Sarana dan cara komunikasi konvensional ragamnya antara lain: 1)Komunikasi Verbal/tuturan, misal: dialog, rapat, diskusi, homili. Juga tersedia 2)Komunikasi Teks seperti: surat, pengumuman, lembar informasi. 3)Telekomunikasi, meliputi: telpon, SMS, email. 4)Media Massa konvensional terdiri dari: media cetak, radio dan televisi.

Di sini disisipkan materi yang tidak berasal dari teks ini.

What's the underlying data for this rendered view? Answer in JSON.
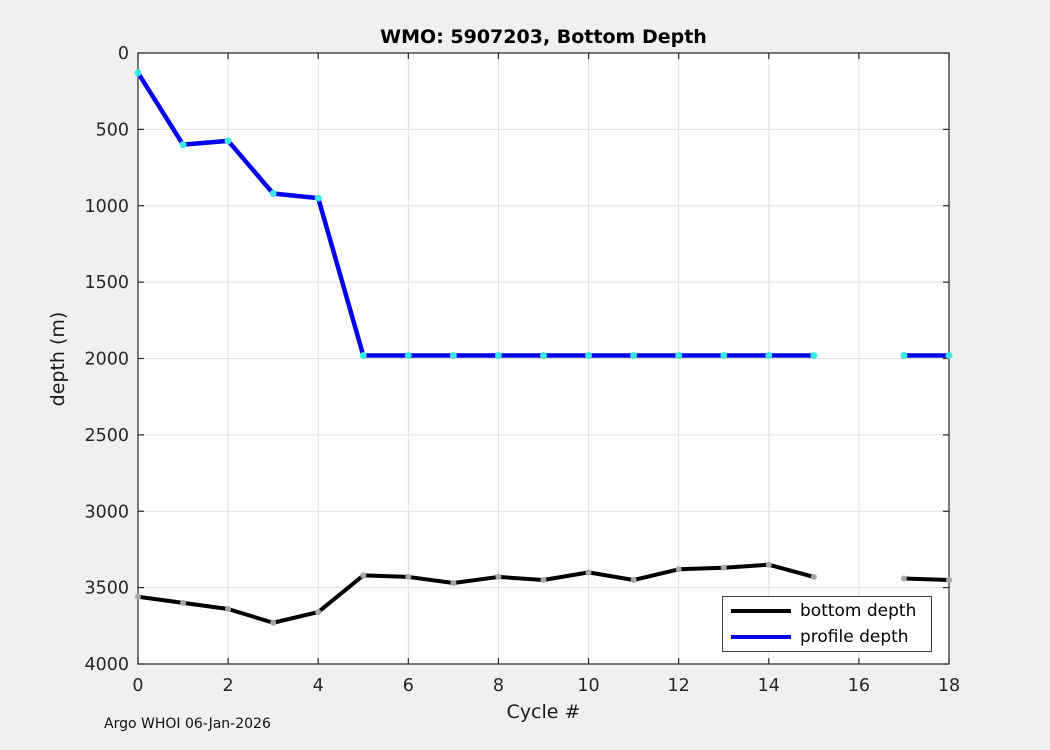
{
  "figure": {
    "footer": "Argo WHOI 06-Jan-2026"
  },
  "legend": {
    "items": [
      {
        "label": "bottom depth",
        "color": "#000000"
      },
      {
        "label": "profile depth",
        "color": "#0000ee"
      }
    ]
  },
  "colors": {
    "figure_bg": "#f0f0f0",
    "plot_bg": "#ffffff",
    "grid": "#e0e0e0",
    "axis": "#262626",
    "blue_line": "#0000ee",
    "cyan_marker": "#3ae6e6",
    "black_line": "#000000",
    "gray_marker": "#a6a6a6"
  },
  "chart_data": {
    "type": "line",
    "title": "WMO: 5907203, Bottom Depth",
    "xlabel": "Cycle #",
    "ylabel": "depth (m)",
    "x": [
      0,
      1,
      2,
      3,
      4,
      5,
      6,
      7,
      8,
      9,
      10,
      11,
      12,
      13,
      14,
      15,
      16,
      17,
      18
    ],
    "series": [
      {
        "name": "bottom depth",
        "color": "#000000",
        "marker_color": "#a6a6a6",
        "line_width": 4,
        "marker_radius": 3,
        "values": [
          3560,
          3600,
          3640,
          3730,
          3660,
          3420,
          3430,
          3470,
          3430,
          3450,
          3400,
          3450,
          3380,
          3370,
          3350,
          3430,
          null,
          3440,
          3450
        ]
      },
      {
        "name": "profile depth",
        "color": "#0000ee",
        "marker_color": "#3ae6e6",
        "line_width": 4.5,
        "marker_radius": 3.5,
        "values": [
          130,
          600,
          575,
          920,
          950,
          1980,
          1980,
          1980,
          1980,
          1980,
          1980,
          1980,
          1980,
          1980,
          1980,
          1980,
          null,
          1980,
          1980
        ]
      }
    ],
    "xlim": [
      0,
      18
    ],
    "ylim": [
      0,
      4000
    ],
    "y_inverted": true,
    "xticks": [
      0,
      2,
      4,
      6,
      8,
      10,
      12,
      14,
      16,
      18
    ],
    "yticks": [
      0,
      500,
      1000,
      1500,
      2000,
      2500,
      3000,
      3500,
      4000
    ],
    "grid": true,
    "legend_position": "southeast"
  }
}
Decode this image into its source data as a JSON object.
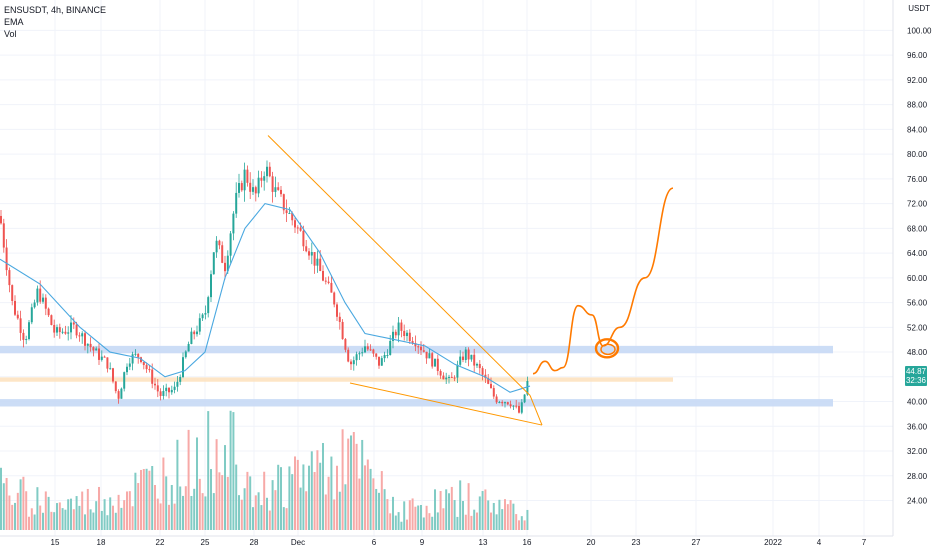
{
  "legend": {
    "symbol": "ENSUSDT, 4h, BINANCE",
    "ema": "EMA",
    "vol": "Vol"
  },
  "currency": "USDT",
  "price_tag": {
    "price": "44.87",
    "countdown": "32:36"
  },
  "colors": {
    "up": "#26a69a",
    "down": "#ef5350",
    "ema": "#4aa8e0",
    "wedge": "#ff9800",
    "projection": "#ff7a00",
    "zone_blue": "#c7d9f5",
    "zone_orange": "#fde2c0",
    "grid": "#f0f3fa",
    "axis_text": "#131722"
  },
  "chart_data": {
    "type": "candlestick",
    "title": "",
    "y_axis": {
      "ticks": [
        "100.00",
        "96.00",
        "92.00",
        "88.00",
        "84.00",
        "80.00",
        "76.00",
        "72.00",
        "68.00",
        "64.00",
        "60.00",
        "56.00",
        "52.00",
        "48.00",
        "44.00",
        "40.00",
        "36.00",
        "32.00",
        "28.00",
        "24.00"
      ],
      "range": [
        21.5,
        102
      ]
    },
    "x_axis": {
      "ticks": [
        "15",
        "18",
        "22",
        "25",
        "28",
        "Dec",
        "6",
        "9",
        "13",
        "16",
        "20",
        "23",
        "27",
        "2022",
        "4",
        "7"
      ]
    },
    "price_key_points": [
      {
        "x": 0,
        "y": 70
      },
      {
        "x": 12,
        "y": 56
      },
      {
        "x": 25,
        "y": 50
      },
      {
        "x": 38,
        "y": 58
      },
      {
        "x": 55,
        "y": 51
      },
      {
        "x": 75,
        "y": 52
      },
      {
        "x": 95,
        "y": 48
      },
      {
        "x": 108,
        "y": 46
      },
      {
        "x": 118,
        "y": 40.5
      },
      {
        "x": 128,
        "y": 47
      },
      {
        "x": 140,
        "y": 47.5
      },
      {
        "x": 160,
        "y": 41
      },
      {
        "x": 175,
        "y": 42
      },
      {
        "x": 190,
        "y": 50
      },
      {
        "x": 205,
        "y": 54
      },
      {
        "x": 215,
        "y": 66
      },
      {
        "x": 225,
        "y": 62
      },
      {
        "x": 235,
        "y": 72
      },
      {
        "x": 245,
        "y": 77
      },
      {
        "x": 255,
        "y": 73
      },
      {
        "x": 265,
        "y": 78
      },
      {
        "x": 275,
        "y": 74
      },
      {
        "x": 290,
        "y": 70
      },
      {
        "x": 305,
        "y": 66
      },
      {
        "x": 320,
        "y": 61
      },
      {
        "x": 335,
        "y": 56
      },
      {
        "x": 350,
        "y": 46
      },
      {
        "x": 365,
        "y": 49
      },
      {
        "x": 380,
        "y": 46
      },
      {
        "x": 398,
        "y": 52
      },
      {
        "x": 415,
        "y": 50
      },
      {
        "x": 430,
        "y": 47
      },
      {
        "x": 450,
        "y": 43
      },
      {
        "x": 465,
        "y": 48
      },
      {
        "x": 480,
        "y": 45
      },
      {
        "x": 495,
        "y": 40.5
      },
      {
        "x": 510,
        "y": 40
      },
      {
        "x": 520,
        "y": 38
      },
      {
        "x": 530,
        "y": 44.87
      }
    ],
    "ema_key_points": [
      {
        "x": 0,
        "y": 63
      },
      {
        "x": 40,
        "y": 59
      },
      {
        "x": 80,
        "y": 52
      },
      {
        "x": 110,
        "y": 48
      },
      {
        "x": 140,
        "y": 47
      },
      {
        "x": 165,
        "y": 44
      },
      {
        "x": 185,
        "y": 45
      },
      {
        "x": 205,
        "y": 48
      },
      {
        "x": 225,
        "y": 60
      },
      {
        "x": 245,
        "y": 68
      },
      {
        "x": 265,
        "y": 72
      },
      {
        "x": 290,
        "y": 71
      },
      {
        "x": 320,
        "y": 64
      },
      {
        "x": 345,
        "y": 56
      },
      {
        "x": 365,
        "y": 51
      },
      {
        "x": 395,
        "y": 50
      },
      {
        "x": 425,
        "y": 49
      },
      {
        "x": 455,
        "y": 46
      },
      {
        "x": 485,
        "y": 44
      },
      {
        "x": 510,
        "y": 41.5
      },
      {
        "x": 530,
        "y": 42.5
      }
    ],
    "volume_key_points": [
      {
        "x": 0,
        "v": 0.38
      },
      {
        "x": 60,
        "v": 0.22
      },
      {
        "x": 115,
        "v": 0.3
      },
      {
        "x": 180,
        "v": 0.55
      },
      {
        "x": 215,
        "v": 0.75
      },
      {
        "x": 228,
        "v": 0.95
      },
      {
        "x": 260,
        "v": 0.35
      },
      {
        "x": 345,
        "v": 0.7
      },
      {
        "x": 400,
        "v": 0.18
      },
      {
        "x": 460,
        "v": 0.3
      },
      {
        "x": 530,
        "v": 0.18
      }
    ],
    "zones": [
      {
        "name": "upper-support",
        "from": 47.8,
        "to": 49.0,
        "color": "blue"
      },
      {
        "name": "mid-level",
        "from": 43.2,
        "to": 43.9,
        "color": "orange"
      },
      {
        "name": "lower-support",
        "from": 39.2,
        "to": 40.4,
        "color": "blue"
      }
    ],
    "wedge": {
      "upper": [
        {
          "x": 268,
          "y": 83
        },
        {
          "x": 530,
          "y": 41
        }
      ],
      "lower": [
        {
          "x": 350,
          "y": 43
        },
        {
          "x": 542,
          "y": 36.2
        }
      ]
    },
    "projection": [
      {
        "x": 533,
        "y": 44.5
      },
      {
        "x": 545,
        "y": 46.5
      },
      {
        "x": 555,
        "y": 45
      },
      {
        "x": 563,
        "y": 45.5
      },
      {
        "x": 578,
        "y": 55.5
      },
      {
        "x": 592,
        "y": 54
      },
      {
        "x": 603,
        "y": 49
      },
      {
        "x": 620,
        "y": 52
      },
      {
        "x": 645,
        "y": 60
      },
      {
        "x": 673,
        "y": 74.5
      }
    ],
    "highlight_circle": {
      "x": 607,
      "y": 48.6
    }
  }
}
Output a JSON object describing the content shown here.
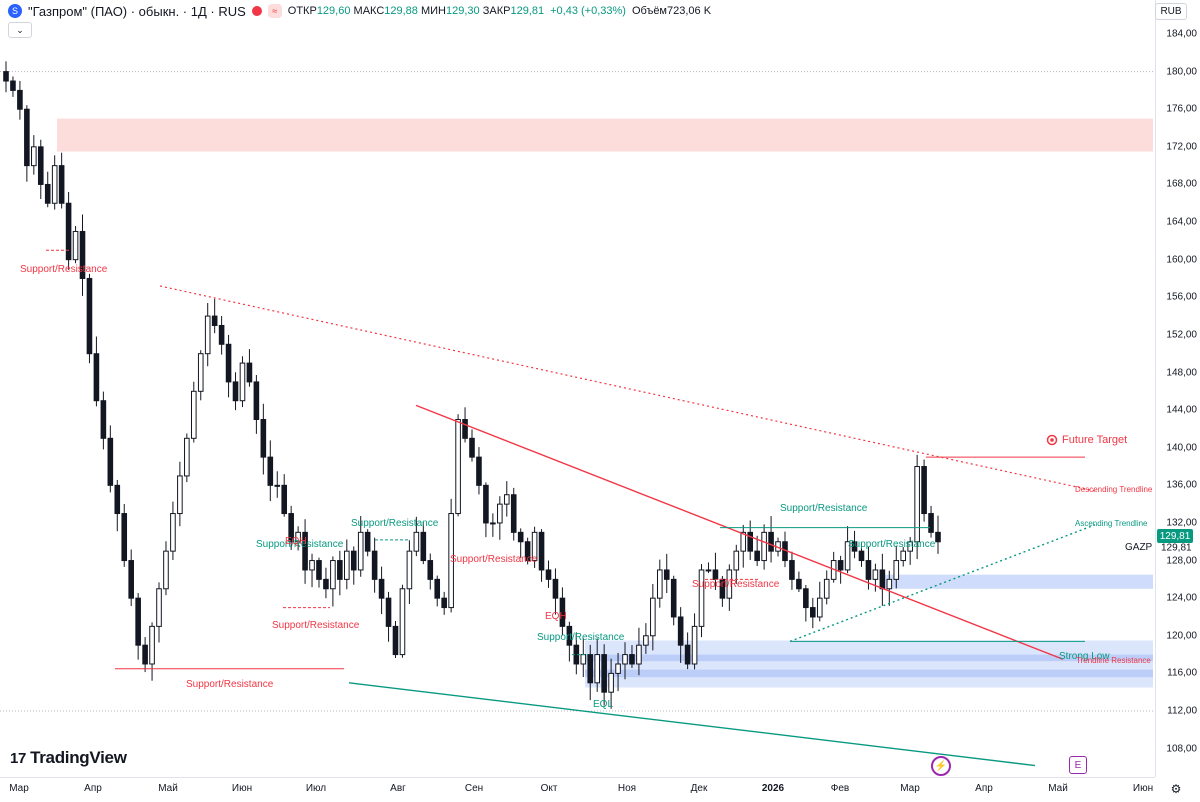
{
  "header": {
    "symbol_icon": "S",
    "title": "\"Газпром\" (ПАО) · обыкн. · 1Д · RUS",
    "ohlc": [
      {
        "k": "ОТКР",
        "v": "129,60"
      },
      {
        "k": "МАКС",
        "v": "129,88"
      },
      {
        "k": "МИН",
        "v": "129,30"
      },
      {
        "k": "ЗАКР",
        "v": "129,81"
      }
    ],
    "change": "+0,43 (+0,33%)",
    "volume_label": "Объём",
    "volume": "723,06 K",
    "collapse_icon": "chevron-down-icon",
    "currency": "RUB"
  },
  "price_scale": {
    "ticks": [
      "184,00",
      "180,00",
      "176,00",
      "172,00",
      "168,00",
      "164,00",
      "160,00",
      "156,00",
      "152,00",
      "148,00",
      "144,00",
      "140,00",
      "136,00",
      "132,00",
      "128,00",
      "124,00",
      "120,00",
      "116,00",
      "112,00",
      "108,00"
    ],
    "last_price": "129,81",
    "last_price_2": "129,81",
    "symbol": "GAZP"
  },
  "time_scale": {
    "ticks": [
      {
        "label": "Мар",
        "year": false
      },
      {
        "label": "Апр",
        "year": false
      },
      {
        "label": "Май",
        "year": false
      },
      {
        "label": "Июн",
        "year": false
      },
      {
        "label": "Июл",
        "year": false
      },
      {
        "label": "Авг",
        "year": false
      },
      {
        "label": "Сен",
        "year": false
      },
      {
        "label": "Окт",
        "year": false
      },
      {
        "label": "Ноя",
        "year": false
      },
      {
        "label": "Дек",
        "year": false
      },
      {
        "label": "2026",
        "year": true
      },
      {
        "label": "Фев",
        "year": false
      },
      {
        "label": "Мар",
        "year": false
      },
      {
        "label": "Апр",
        "year": false
      },
      {
        "label": "Май",
        "year": false
      },
      {
        "label": "Июн",
        "year": false
      }
    ]
  },
  "annotations": {
    "sr": "Support/Resistance",
    "eqh": "EQH",
    "eql": "EQL",
    "future_target": "Future Target",
    "descending": "Descending Trendline",
    "ascending": "Ascending Trendline",
    "strong_low": "Strong Low",
    "trendline_resistance": "Trendline Resistance"
  },
  "branding": {
    "logo": "TradingView"
  },
  "colors": {
    "up": "#089981",
    "down": "#131722",
    "red": "#f23645",
    "teal": "#089981",
    "zone_red": "#fddcdc",
    "zone_blue": "#cfdcfb"
  },
  "chart_data": {
    "type": "candlestick",
    "symbol": "GAZP",
    "timeframe": "1Д",
    "ylim": [
      106,
      186
    ],
    "x_range": [
      "2025-03",
      "2026-06"
    ],
    "series": [
      {
        "name": "GAZP",
        "values": [
          [
            179,
            178,
            176,
            170,
            172,
            168,
            166,
            170,
            166,
            160,
            163,
            158,
            150,
            145,
            141,
            136,
            133,
            128,
            124,
            119,
            117,
            121,
            125,
            129,
            133,
            137,
            141,
            146,
            150,
            154,
            153,
            151,
            147,
            145,
            149,
            147,
            143,
            139,
            136,
            136,
            133,
            130,
            131,
            127,
            128,
            126,
            125,
            128,
            126,
            129,
            127,
            131,
            129,
            126,
            124,
            121,
            118,
            125,
            129,
            131,
            128,
            126,
            124,
            123,
            133,
            143,
            141,
            139,
            136,
            132,
            132,
            134,
            135,
            131,
            130,
            128,
            131,
            127,
            126,
            124,
            121,
            119,
            117,
            118,
            115,
            118,
            114,
            116,
            117,
            118,
            117,
            119,
            120,
            124,
            127,
            126,
            122,
            119,
            117,
            121,
            127,
            127,
            126,
            124,
            127,
            129,
            131,
            129,
            128,
            131,
            129,
            130,
            128,
            126,
            125,
            123,
            122,
            124,
            126,
            128,
            127,
            130,
            129,
            128,
            126,
            127,
            125,
            126,
            128,
            129,
            130,
            138,
            133,
            131,
            130
          ]
        ]
      }
    ],
    "close_last": 129.81,
    "zones": [
      {
        "type": "resistance",
        "from": 171.5,
        "to": 175
      },
      {
        "type": "support",
        "from": 125,
        "to": 126.5
      },
      {
        "type": "support",
        "from": 114.5,
        "to": 119.5
      }
    ],
    "levels": [
      {
        "label": "Support/Resistance",
        "value": 161
      },
      {
        "label": "Support/Resistance",
        "value": 116.5
      },
      {
        "label": "Support/Resistance",
        "value": 123
      },
      {
        "label": "Support/Resistance",
        "value": 130
      },
      {
        "label": "Support/Resistance",
        "value": 130.5
      },
      {
        "label": "Support/Resistance",
        "value": 118
      },
      {
        "label": "Support/Resistance",
        "value": 126
      },
      {
        "label": "Support/Resistance",
        "value": 131.5
      },
      {
        "label": "Strong Low",
        "value": 119.3
      },
      {
        "label": "Future Target",
        "value": 139
      }
    ]
  }
}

Pertumbuhan sarana dan cara komunikasi digital menghasilkan beragam sistem, seperti: Konvergensi (persilangan media massa konvensional dengan teknologi informasi), Media Online, Multi Media dan Media Sosial. Berbagai sistem ini menurunkan ragam model media komunikasi baru, baik yang bersifat personal maupun massa. 1)Dalam rumpun Media Online hadir: Website, Blog, Streaming media, On demand. 2)Di rumpun Media Sosial bertumbuhan: Friendster, Face Book, Twitter, You Tube. 3)Di Multi Media lahir: Electronic Book, CD-Rom, Game dan sejenisnya.   

REKOMENDASI
Terkait dengan tujuan pengembangan iman umat Paroki Kelsapa melalui komunikasi dan media, -juga usaha mendinamisasi komunikasi di Paroki Kelsapa-, metode dan sarana apa yang secara realistis dapat digunakan? Beberapa rekomendasi berikut dapat menjadi rencana aksi .

1. Komunikasi Verbal:
Meski tergolong paling konvensional, komunikasi verbal tetap efektif untuk digunakan. Terutama bentuk: Rapat, Konsultasi, Homili, Diskusi dan Pengajaran.

2.Komunikasi Teks:
Meski juga tergolong konvensional, efektivitasnya juga tidak meragukan, khususnya bentuk: Surat, Edaran, Lembaran dan Pengumuman.

3.Telekomunikasi:
Meski tergolong sederhana, Telpon, SMS, Email dan BBM direkomendasikan untuk digunakan.

4.Media Massa:
Dianjurkan berkonsentrasi pada media cetak, seperti: Tabloid, Majalah, Buletin dan Warta Paroki. 

REKOMENDASI KHUSUS:
Selain 4 Rekomendasi ini adalah menghidupkan peran dan fungsi seksi Komunikasi Sosial (Komsos). Lembaga struktural Paroki ini, ternyata sering tidak diberdayakan dan difungsikan sebagai konseptor dan motor komunikasi Gereja. Status dan fungsinya sering hanya sebatas pelaksana terbitan media massa. Tetapi Komsos jarang diperankan lebih strategis. Misalnya mendesain pola komunikasi Gereja, atau menjadi ujung tombak sektor komunikasi internal dan eksternal Paroki. Yang paling sering terjadi, Komsos tidak tahu harus melakukan apa, dan memahami tugas kewajibannya bagi Paroki dan Gereja. Untuk itu peran Pastor Paroki, BGKP dan DPP sangat diharapkan secara kebijakan maupun implementif, dengan menjadikan Komsos sebagai entitas komunikasi yang strategis.

Semoga Tuhan mengabulkan usaha-usaha baik kita demi penyempurnaan komunikasi dan media di Paroki Keuskupan Surabaya, sehingga pertumbuhan iman umat menjadi lebih subur karenanya. Amin.